Mortgages were on hold until late last Tuesday afternoon as the market waited for Fed Chairman Alan Greenspan's semiannual report to Congress. The Treasury market rapidly sold off following his comments suggesting that the FOMC was still on track to raise interest rates despite some recent weak economic data. Mortgage buyers, meanwhile, breathed a sigh of relief as convexity risk fell, and immediately jumped in to take advantage of the recent cheapening. Buyers included money managers covering underweights - as the market convexity improved - as well as insurance companies, banks, hedge funds and others.

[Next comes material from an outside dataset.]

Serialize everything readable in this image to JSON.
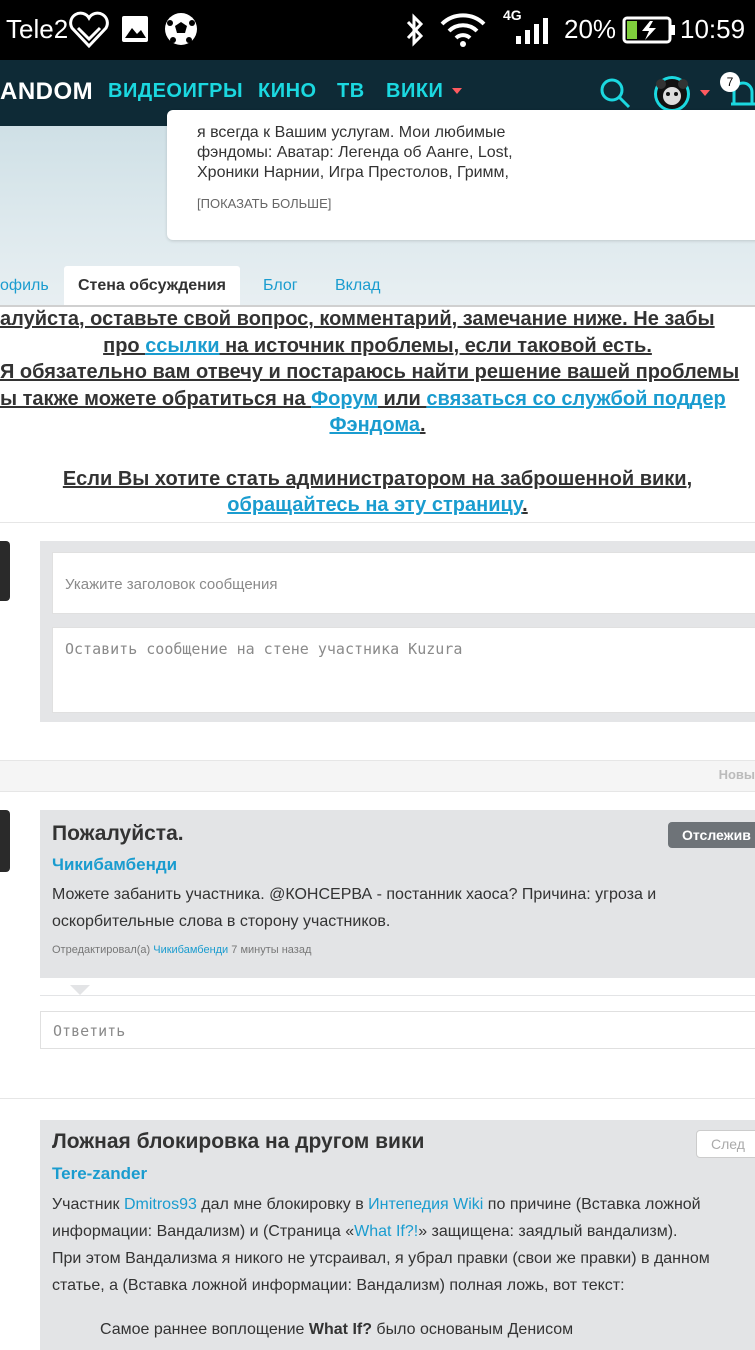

Initially, higher coupons were targeted as a result of carry. However, 6s also benefited from news about the creation of two Fannie Mae Mega pools that pulled $17 billion off the Street about a month ago. As lower coupons lagged, investors began moving down in coupon, too. One trader reported that on Wednesday afternoon, nearly $1 billion moved down in coupon from 6s to 5s. Servicers were also active in 5s and 5.5s. Activity slowed down on Thursday as investors took a breather following the mid-week activity. Given the recent gains, there is the prospect of some profit taking; however, with limited supply, backups in the basis will be shallow, another trader said. In addition, if the selling is accompanied by higher yields, real money buyers will be there to take advantage of the opportunity.